Aquilombados na serra dos Pareci, os negros fugidos cruzaram com mulheres
roubadas aos indígenas.. Uma bandeira que os foi dispersar no século XVIII
encontrou ex-escravos dirigindo populações aquilombadas de cafuzos. Encontrou
grandes plantações. Criação de galinhas. Cultura de algodão. Fabrico de panos
grossos. E todos os caborés de maior idade verificaram os bandeirantes que
“sabiam alguma doutrina cristã que aprenderam com os negros [...] todos falavam
português com a mesma inteligência dos pretos, de quem aprenderam.””

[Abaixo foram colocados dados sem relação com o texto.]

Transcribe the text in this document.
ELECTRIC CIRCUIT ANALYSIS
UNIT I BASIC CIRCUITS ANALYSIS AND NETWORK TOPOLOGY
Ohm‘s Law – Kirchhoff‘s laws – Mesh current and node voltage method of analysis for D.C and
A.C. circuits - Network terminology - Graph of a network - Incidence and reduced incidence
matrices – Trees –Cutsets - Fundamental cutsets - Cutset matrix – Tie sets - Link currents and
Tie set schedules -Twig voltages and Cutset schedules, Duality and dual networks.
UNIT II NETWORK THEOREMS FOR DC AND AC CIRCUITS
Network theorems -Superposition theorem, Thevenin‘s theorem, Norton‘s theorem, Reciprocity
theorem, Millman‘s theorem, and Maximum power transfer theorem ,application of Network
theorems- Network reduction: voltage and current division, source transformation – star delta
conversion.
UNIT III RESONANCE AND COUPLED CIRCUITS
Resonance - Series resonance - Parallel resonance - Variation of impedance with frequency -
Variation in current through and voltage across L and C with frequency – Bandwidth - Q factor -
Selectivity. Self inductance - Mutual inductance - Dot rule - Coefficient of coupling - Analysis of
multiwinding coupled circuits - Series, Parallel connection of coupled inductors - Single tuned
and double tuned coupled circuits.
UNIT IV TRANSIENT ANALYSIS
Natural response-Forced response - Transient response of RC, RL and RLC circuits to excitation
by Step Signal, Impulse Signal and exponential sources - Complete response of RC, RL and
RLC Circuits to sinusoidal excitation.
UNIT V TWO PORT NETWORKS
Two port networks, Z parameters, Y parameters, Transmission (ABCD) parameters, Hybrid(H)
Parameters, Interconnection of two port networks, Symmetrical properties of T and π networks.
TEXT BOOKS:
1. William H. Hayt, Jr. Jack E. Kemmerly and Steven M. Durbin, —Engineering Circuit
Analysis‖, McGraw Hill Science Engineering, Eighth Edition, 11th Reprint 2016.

O trecho acima me fez pensar em como
a academia estuda a relação entre as raças – e com raças quero dizer dos indígenas
e dos negros, pois acredito que a definição de raça se consolidou na definição
de quem é o ser e quem é o outro, uma alteridade – e o branco – branco esse que
representa o todo, o padrão, mas pouco se fala na relação dessas raças entre
si. Acredito que isso se dá, pensando que nossas vivências, nossas histórias,
são as principais forças que nos levam a estudar algum assunto, pelo fato de
que os ambientes de pesquisa são dominados pela branquitude, branquitude esta
que, mesmo quando se debruçando para entender o outro, está na verdade
estudando sobre si mesma. Pensar nesse aspecto não europeu da miscigenação,
nessas relações não pautadas diretamente no elemento branco, embora geradas por
esse elemento, é algo que pouco se faz (ou que pouco se divulga) e que pouco se
estimula. Se a vivência de africanos foi, no território brasileiro, unida pela
experiência da escravidão, como se uniram as vivências de africanos e indígenas
sob a ordem colonial, a estrutura escravocrata de uma sociedade dominada por
europeus que condenaram como propriedade ou obstáculo tudo aquilo que deles se distinguia?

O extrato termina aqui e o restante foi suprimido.